Duisburg Wie wir mit dem Tod umgehen

Duisburg · Bettina Engelhardt und Dietmar Bär brachten als Bochumer Gastspiel den Theater-Renner "Gift. Eine Ehegeschichte" von Lot Vekemans in das gut gefüllte Duisburger Theater. Auftakt der Schauspiel-Saison im Großen Saal.

Zum Auftakt der Schauspiel-Saison im Großen Saal war das Duisburger Theater besonders gut gefüllt. Das lag sicher zum einen daran, dass hier mit Dietmar Bär ein Fernseh-Star auf der Bühne stand. Zum anderen aber sicher auch daran, dass das Schauspielhaus Bochum hier als Gastspiel "Gift. Eine Ehegeschichte" von der vor 50 Jahren geborenen Lot Vekemans brachte. Das seit 2009 erfolgreiche Stück läuft seit 2012 auch an vielen deutschen Theatern, in der guten Übersetzung aus dem Niederländischen von Eva Pieper und Alexandra Schmiedebach.

Ein Friedhof. Ein Mann. Eine Frau. Vor zehn Jahren haben sie ihr Kind beerdigt und sich seitdem nicht mehr gesehen. Doch sie sind zutiefst verbunden durch den Schmerz, der sie nicht loslässt. Sie warten auf jemanden, der ihnen die anstehende Umbettung des Kindes erklärt, denn angeblich wurde im Boden Gift gefunden. Doch niemand kommt, nur ihre Erinnerungen. Alte Bilder und Vorwürfe werden wach. Und immer die gleichen Fragen: Warum? Wann wird es je ein Ende nehmen? Darf die Trauer überhaupt aufhören? Irgendwie schaffen sie es, miteinander zu reden. Es geht darum, wie wir mit dem Tod umgehen, und darum, wie wir ins Leben Geworfenen uns als "Angespülte" begegnen können, so dass das Leben in geteilten Räumen weitergehen kann.

Die Regisseurin Heike M. Götze ist bewährt darin, neue Stücke dem Publikum plausibel zu machen.
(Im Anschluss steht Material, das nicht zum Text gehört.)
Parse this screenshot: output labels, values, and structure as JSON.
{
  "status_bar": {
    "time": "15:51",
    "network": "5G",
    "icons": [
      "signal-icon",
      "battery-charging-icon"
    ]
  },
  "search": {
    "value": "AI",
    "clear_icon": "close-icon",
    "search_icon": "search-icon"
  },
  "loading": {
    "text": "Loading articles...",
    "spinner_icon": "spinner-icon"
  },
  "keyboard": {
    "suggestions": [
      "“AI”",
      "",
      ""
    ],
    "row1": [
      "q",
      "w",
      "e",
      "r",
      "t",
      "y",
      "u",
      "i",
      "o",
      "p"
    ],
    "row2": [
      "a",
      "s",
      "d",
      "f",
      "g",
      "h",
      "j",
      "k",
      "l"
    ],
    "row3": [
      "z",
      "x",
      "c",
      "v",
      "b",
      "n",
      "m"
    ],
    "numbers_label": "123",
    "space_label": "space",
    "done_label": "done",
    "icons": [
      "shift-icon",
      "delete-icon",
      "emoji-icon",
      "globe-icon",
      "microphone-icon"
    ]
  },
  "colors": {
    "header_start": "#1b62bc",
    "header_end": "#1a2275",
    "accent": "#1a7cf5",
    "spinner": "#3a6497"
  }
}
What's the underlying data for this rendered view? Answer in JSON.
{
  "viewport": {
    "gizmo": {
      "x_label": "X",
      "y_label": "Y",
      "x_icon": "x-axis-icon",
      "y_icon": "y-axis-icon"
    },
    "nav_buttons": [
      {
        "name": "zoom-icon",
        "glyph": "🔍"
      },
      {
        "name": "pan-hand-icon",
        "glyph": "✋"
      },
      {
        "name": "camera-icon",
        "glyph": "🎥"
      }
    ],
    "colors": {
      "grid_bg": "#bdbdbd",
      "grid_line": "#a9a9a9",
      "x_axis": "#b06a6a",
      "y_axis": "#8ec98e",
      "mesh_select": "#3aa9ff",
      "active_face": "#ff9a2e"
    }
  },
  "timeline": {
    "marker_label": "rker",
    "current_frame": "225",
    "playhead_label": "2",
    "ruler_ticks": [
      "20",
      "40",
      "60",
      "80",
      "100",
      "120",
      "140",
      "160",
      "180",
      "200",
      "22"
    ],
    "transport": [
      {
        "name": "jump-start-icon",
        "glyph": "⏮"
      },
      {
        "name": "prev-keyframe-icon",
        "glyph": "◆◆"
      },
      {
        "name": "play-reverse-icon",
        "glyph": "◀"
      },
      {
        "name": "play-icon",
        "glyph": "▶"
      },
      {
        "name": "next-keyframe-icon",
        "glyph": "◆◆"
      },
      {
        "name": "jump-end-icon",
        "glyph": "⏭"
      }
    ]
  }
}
Hier wählte sie eine fast distanzierte Darstellung, welche die Feinheiten der zum Teil wuchtigen Emotionen umso klarer hervortreten lässt. Gewagt ist ihr Kunstgriff, von einer bestimmten Stelle an fast den ganzen Text zu wiederholen - aber mit getauschten Rollen, so dass der gleiche Text nun ganz anders wirkt und die Geschlechter-Rollen hinterfragt werden. Später wird von der Bühne aus das Parkett eingenebelt, im Programmheft erklärt durch ein Zitat von Hermann Hesse: "Seltsam, im Nebel zu wandern! / Leben ist Einsamsein. / Kein Mensch kennt den andern, / Jeder ist allein."

Man kann sich eine etwas griffigere Inszenierung vorstellen, aber keine stärkeren Darsteller als Bettina Engelhardt und Dietmar Bär. Mit ihrer geradezu überlebensgroßen Präsenz tragen die beiden den Abend über 75 pausenlose Minuten, zeigen sie, wie nahe Komik und Traurigkeit beieinander liegen können.

Der Duisburger Applaus war warmherzig, kraftvoll und lang anhaltend.